Little J. may live on the streets of East Harlem, but he knows those streets well enough to take decent care of himself and Gideon, the old man under his eight-year-old wing. Robbing a Christmas tree seller looks like money for jam--by now, he and Gideon have their teamwork down smooth as silk.
But when he finds Gideon badly beaten, Little J. learns that in New York City, Christmas tree lots are all part of a single operation organized out of Canada. Steal from one seller, they’ll all be after you. Little J. has to turn to somebody even bigger and scarier to rescue Gideon and himself--and net him enough cash to buy Gideon a pair of Fred Astaire shoes for Christmas.
A short work of crime and urban life from our Fingerprints line.
Little J. watched Gideon poke amongst the Christmas trees like a picky buyer. The trees probably muffled the wind some, and Little J. blew on his hands, but cold wicked up through his sneakers and double socks. He hoped he could run when the time came.
At 10 p.m. sharp a black SUV pulled up to the sidewalk stand. Florida plates. This was it.
The driver was still braking when Little J. stretched up to spray cleaner on the windshield. He had just time to smear it good before it froze.
SUV man buzzed down his window. “Don’t you know that’s illegal, kid?”
Little J. made his eyes round and dumb.
SUV man handed him a quarter. “Forget it.”
A quarter. A quarter! Dude deserved what he was about to get.
Little J. turned aside just as the Frenchie who ran the Christmas tree stand reached the car. Just like yesterday and the day before, and the day before that, Christmas Tree Frenchie had an envelope half out of his sleeve by the time he hit the sidewalk.
At 10 p.m. Friday, Saturday, Sunday, now Monday: had to be the day’s take.
Gideon tottered out of the trees and stumbled against Frenchie, catching his sleeve for balance. Cheeks rosy with wine underneath their cocoa-brown, he waved his bottle. “Join me? Keep the chill out?”
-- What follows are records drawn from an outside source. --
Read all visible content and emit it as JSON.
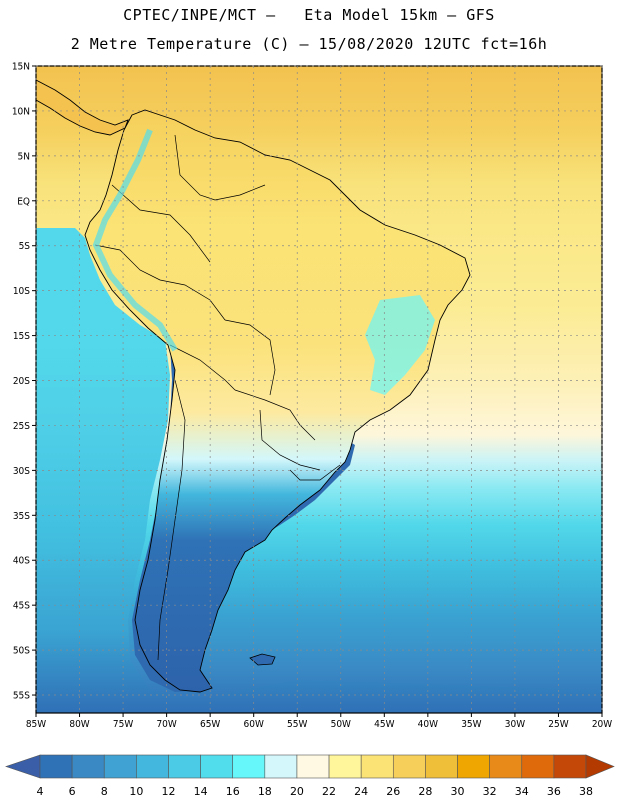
{
  "header": {
    "title_line1": "CPTEC/INPE/MCT –   Eta Model 15km – GFS",
    "title_line2": "2 Metre Temperature (C) – 15/08/2020 12UTC fct=16h"
  },
  "map": {
    "lat_labels": [
      "15N",
      "10N",
      "5N",
      "EQ",
      "5S",
      "10S",
      "15S",
      "20S",
      "25S",
      "30S",
      "35S",
      "40S",
      "45S",
      "50S",
      "55S"
    ],
    "lon_labels": [
      "85W",
      "80W",
      "75W",
      "70W",
      "65W",
      "60W",
      "55W",
      "50W",
      "45W",
      "40W",
      "35W",
      "30W",
      "25W",
      "20W"
    ],
    "lat_range": [
      15,
      -57
    ],
    "lon_range": [
      -85,
      -20
    ],
    "grid": true,
    "ocean_gradient": [
      {
        "lat": 15,
        "color": "#f3c24f"
      },
      {
        "lat": 8,
        "color": "#f5cf5d"
      },
      {
        "lat": 2,
        "color": "#f8e27a"
      },
      {
        "lat": -5,
        "color": "#fbe98a"
      },
      {
        "lat": -12,
        "color": "#fbec95"
      },
      {
        "lat": -20,
        "color": "#fdf0b6"
      },
      {
        "lat": -26,
        "color": "#fef6da"
      },
      {
        "lat": -29,
        "color": "#c8f3f7"
      },
      {
        "lat": -32,
        "color": "#8ae9f2"
      },
      {
        "lat": -36,
        "color": "#52d8ea"
      },
      {
        "lat": -41,
        "color": "#3fbede"
      },
      {
        "lat": -46,
        "color": "#3aa3d2"
      },
      {
        "lat": -52,
        "color": "#3a8ac5"
      },
      {
        "lat": -57,
        "color": "#3070b6"
      }
    ],
    "pacific_gradient": [
      {
        "lat": -2,
        "color": "#52d8ea"
      },
      {
        "lat": -15,
        "color": "#4fcfe7"
      },
      {
        "lat": -30,
        "color": "#42c0e0"
      },
      {
        "lat": -45,
        "color": "#3aa3d2"
      },
      {
        "lat": -57,
        "color": "#3070b6"
      }
    ]
  },
  "colorbar": {
    "levels": [
      "4",
      "6",
      "8",
      "10",
      "12",
      "14",
      "16",
      "18",
      "20",
      "22",
      "24",
      "26",
      "28",
      "30",
      "32",
      "34",
      "36",
      "38"
    ],
    "colors": [
      "#3a5fa8",
      "#2f72b6",
      "#3a89c4",
      "#3fa2d2",
      "#43b7dd",
      "#4ccbe6",
      "#52dded",
      "#66f7fb",
      "#d3f7fb",
      "#fff9e3",
      "#fff59b",
      "#fbe375",
      "#f5cf5a",
      "#efbf3a",
      "#f0a600",
      "#e88a1a",
      "#de6a0c",
      "#c44808",
      "#b33a00"
    ]
  }
}
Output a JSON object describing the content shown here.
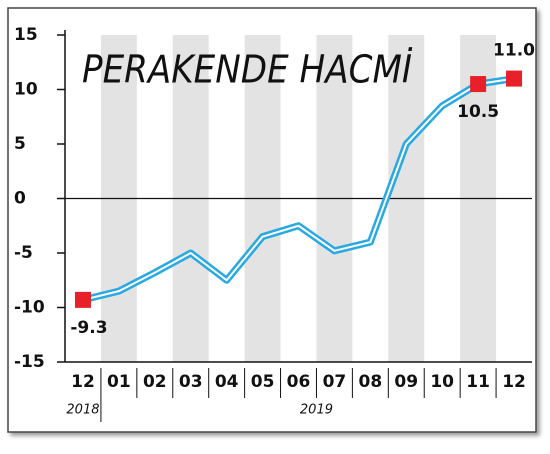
{
  "chart_data": {
    "type": "line",
    "title": "PERAKENDE HACMİ",
    "categories": [
      "12",
      "01",
      "02",
      "03",
      "04",
      "05",
      "06",
      "07",
      "08",
      "09",
      "10",
      "11",
      "12"
    ],
    "year_labels": [
      "2018",
      "2019"
    ],
    "series": [
      {
        "name": "Perakende hacmi",
        "color": "#29a9e1",
        "values": [
          -9.3,
          -8.5,
          -6.8,
          -5,
          -7.5,
          -3.5,
          -2.5,
          -4.8,
          -4,
          5,
          8.5,
          10.5,
          11.0
        ],
        "value_labels": [
          "-9.3",
          null,
          null,
          null,
          null,
          null,
          null,
          null,
          null,
          null,
          null,
          "10.5",
          "11.0"
        ],
        "marker_color": "#e8202a"
      }
    ],
    "ylim": [
      -15,
      15
    ],
    "yticks": [
      -15,
      -10,
      -5,
      0,
      5,
      10,
      15
    ],
    "band_color": "#e3e3e3"
  }
}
Gideon had a fancy life once, and he still kept himself neat, trimming his mustache and topping his layers of sweaters with a tweed jacket. It made people let him get close. By the time Frenchie brushed at him and told him to take off, Gideon couldn’t be brushed.
He said in pained surprise, like they were buddies, “Why do you want to be like that?”
Frenchie shook his arm, but Gideon clutched it like a bad dancer. Frenchie shook harder. Gideon kept his arm pointing down. No help for it: the envelope slithered out of Frenchie’s sleeve. Little J. snagged it before it hit the sidewalk and took off uptown without a look back. His cold feet didn’t slow him a step. He didn’t stop until he reached Mother Montemurro’s playground, at 121st and Lexington.
Most kids buried things, but Little J. had learned better. School kids playing could root up a stash. It happened all the time. Guns, too. Plus who could dig a decent hole in December? No, Little J. hid things high up in trees. Only problem, most of them were bare now. Mother Montemurro had the biggest evergreen he knew of, bigger than any of the trees on Frenchie’s lot. Before he climbed up, though, he stopped under a streetlight and ripped open the envelope to count the money.
Twelve hundred fifty-five dollars. He counted it twice, hoping he was wrong. Twelve hundred fifty-five dollars! How could that impress Mr. Sullivan?